Bummer: They let me run my course one by one; then, when my proud demonstration of muscular manhood’s determination to dominate (for a change) ran its course and I was drained of my precious bodily fluids, they turned on me.

Boy viragos – really bitches in heat – they wanted more.

What was there to do but run? I grabbed my clothes and ran – off into the woods. Through bushes and ferns and over roots – tripping as I pulled up my trousers and stopping long enough to slip on my sneakers – I ran.

Man, I ran and ran. Everything felt like it was grabbing at me. Got a lot of scratches before I saw the oak. I hit my second wind. Sure needed it for that climb. Bark’s rough.

*

I perched up high in it. Treed, like some frightened animal. Made not a sound except to breathe. Heart did ninety or more. I could hear it.

They were coming.

Tried to align my body with the trunk.

Dared not look down. If I saw them, they might see me.

Try, try to imagine how it feels to be hunted by a pack of proclivity-ridden little assholes bent on predating the man whose bat had made those boy-butts so much money.

Piping voices rose.

Fear rose from my ankles up. My knees knocked. Managed not to pee.

“He headed this way.”

“Yeah, but where’d he go?”

“He’s not smart enough to be good at hiding.”

“How smart were you to let him get away?”

“Stop poking fun at Clyde. It just happened.”

“Wait!” Charley hushed his pack brothers.

“What?”

“Something’s rustling.”

I just knew Charley’s eyes were rolling back and forth like Inspector Clouseau. Scared where I was, my nerves were getting the best of me. Why, my arms were shaking the branch I was clutching for dear life. Oh no!
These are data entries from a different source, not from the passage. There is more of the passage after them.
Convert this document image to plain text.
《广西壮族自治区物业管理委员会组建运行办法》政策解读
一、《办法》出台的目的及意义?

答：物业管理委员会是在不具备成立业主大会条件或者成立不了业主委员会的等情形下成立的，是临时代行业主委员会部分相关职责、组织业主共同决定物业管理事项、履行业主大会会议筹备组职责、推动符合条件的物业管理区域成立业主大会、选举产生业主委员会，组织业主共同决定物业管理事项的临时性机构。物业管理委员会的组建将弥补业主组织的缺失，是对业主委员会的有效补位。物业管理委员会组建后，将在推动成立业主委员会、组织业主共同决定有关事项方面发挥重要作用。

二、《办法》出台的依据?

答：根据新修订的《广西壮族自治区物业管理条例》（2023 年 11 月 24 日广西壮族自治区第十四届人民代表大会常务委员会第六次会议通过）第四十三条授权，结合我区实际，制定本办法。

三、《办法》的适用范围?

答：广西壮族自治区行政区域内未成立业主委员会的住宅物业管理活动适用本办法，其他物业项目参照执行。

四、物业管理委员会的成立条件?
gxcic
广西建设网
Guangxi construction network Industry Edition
“What was that?” Oscar felt his head.

“An acorn, you dope.”

“A bunch of ’em,” Charley brushed at his hair.

Oscar looked at Clyde, “It’s raining acorns.”
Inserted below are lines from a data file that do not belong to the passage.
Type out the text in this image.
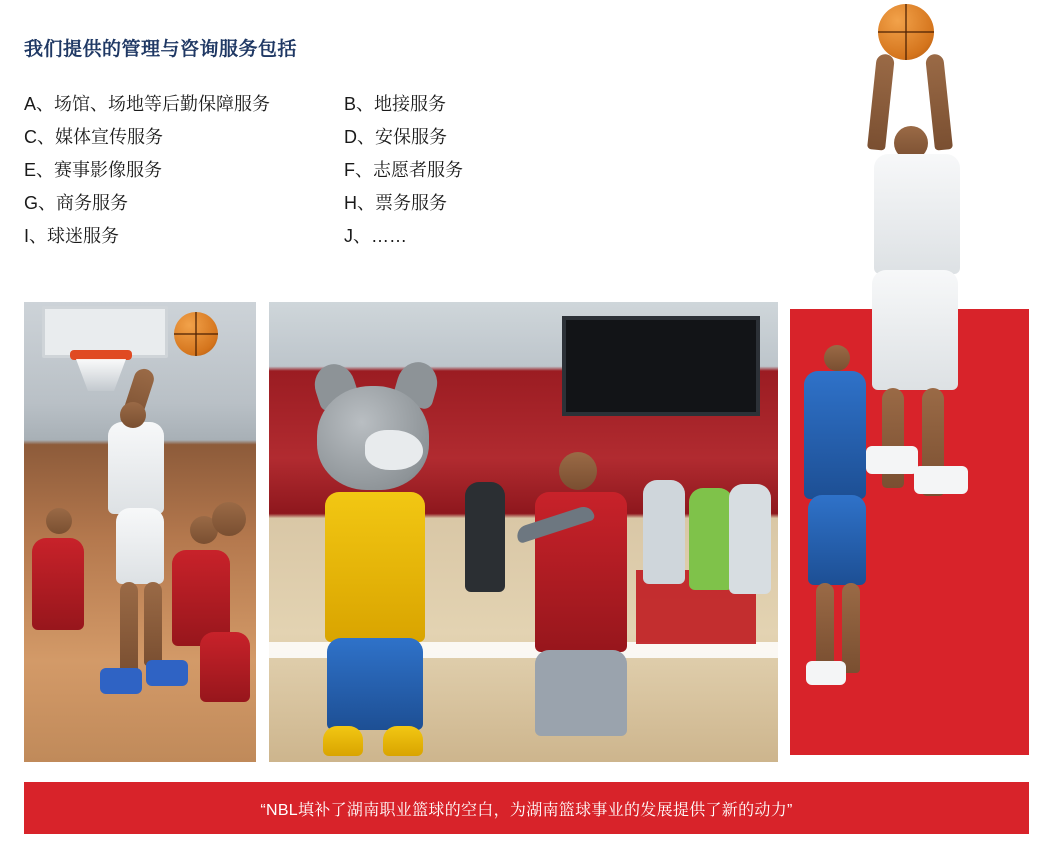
我们提供的管理与咨询服务包括
A、场馆、场地等后勤保障服务	B、地接服务
C、媒体宣传服务	D、安保服务
E、赛事影像服务	F、志愿者服务
G、商务服务	H、票务服务
I、球迷服务	J、……
“NBL填补了湖南职业篮球的空白，为湖南篮球事业的发展提供了新的动力”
Slowly, I peered from my perch, breath tight as a noose.

Slowly, like so many Tweety Birds looking for Sylvester in one of those cartoons, the trio’s chins turned upward. The cleft in Clyde’s chin cute as ever. The look in his eye wasn’t – you know – cute.

A brief silence.

Those damn acorns kept cascading.

Oscar opened wide to yell at me but got an acorn in his gullet. Coughing something awful, he needed help.

Charley, calling up a lesson from school, popped it out with a couple of adroit Heimlich squeezes.
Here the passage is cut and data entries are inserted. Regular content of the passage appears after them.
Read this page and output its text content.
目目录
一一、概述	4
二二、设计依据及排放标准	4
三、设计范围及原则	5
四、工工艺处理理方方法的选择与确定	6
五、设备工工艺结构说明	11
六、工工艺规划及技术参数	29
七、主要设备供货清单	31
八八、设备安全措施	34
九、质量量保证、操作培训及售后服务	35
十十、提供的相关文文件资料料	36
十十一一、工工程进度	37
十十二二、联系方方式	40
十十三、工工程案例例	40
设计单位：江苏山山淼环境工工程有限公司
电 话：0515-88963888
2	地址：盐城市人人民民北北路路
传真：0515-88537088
“My mom’ll kill you for trying to hurt my vocal career!” Oscar croaked.

“Yeah, she will,” sympathized Charley. With a hand covering his mouth against the acorn assault, said up to me, “Mrs. Menendez-Finkelstein can be a holy terror.”

Shakily, I hollered back, “You boys are terrorizing me!” Take that, I thought.

“We are not. We’re a team ’n’ you’re our mascot ’n’ you have the card to prove it.”

“Or doesn’t he remember The Club?” Charley asked Clyde.

Clyde, showing his meanness, said, “I told you he isn’t very smart.”

“Yeah, he just doesn’t understand,” Oscar recovered his composure.

“Doesn’t get the sense. Better go easy on him,” Charley whispered co-conspiratorially.

They huddled.

Decision time.

My three Tweeties gawked up, mouths protected by small hands. Waited until they had my attention.

Their spokesboy, Clyde, sweet again, announced carefully, “We’re going home to wait. You come down on your own and come back on your own and we won’t tell anybody’s mom what you did.”

Responsibility! – they were granting it to me to make my own decision. I guess I should take them up on it. Besides, sweat was beading on my brow, my neck, in my armpits, in my crotch. And I did need to pee.

They vanished. A cool breeze blew. Birds took up their mating calls. I was thinking…and sweating…and needed to pee badly.

What was a guy to do except to cling for dear life as he made his way to the ground. Nearby bushes got their drink. I fastened my pants. Glanced around. Nope, couldn’t get away. Only one path. I had to face the music.

Oh Lordy, music! Oscar had a new solo with high notes he needed to secure. I knew just how – and I’d get paid for it. That was a reason – hmm – or two, actually. If I could slip into his house from the backyard and the others didn’t know I as there, I could rise to that occasion.

I tiptoed over the roots and through the familiar bushes and those big ferns, in hope.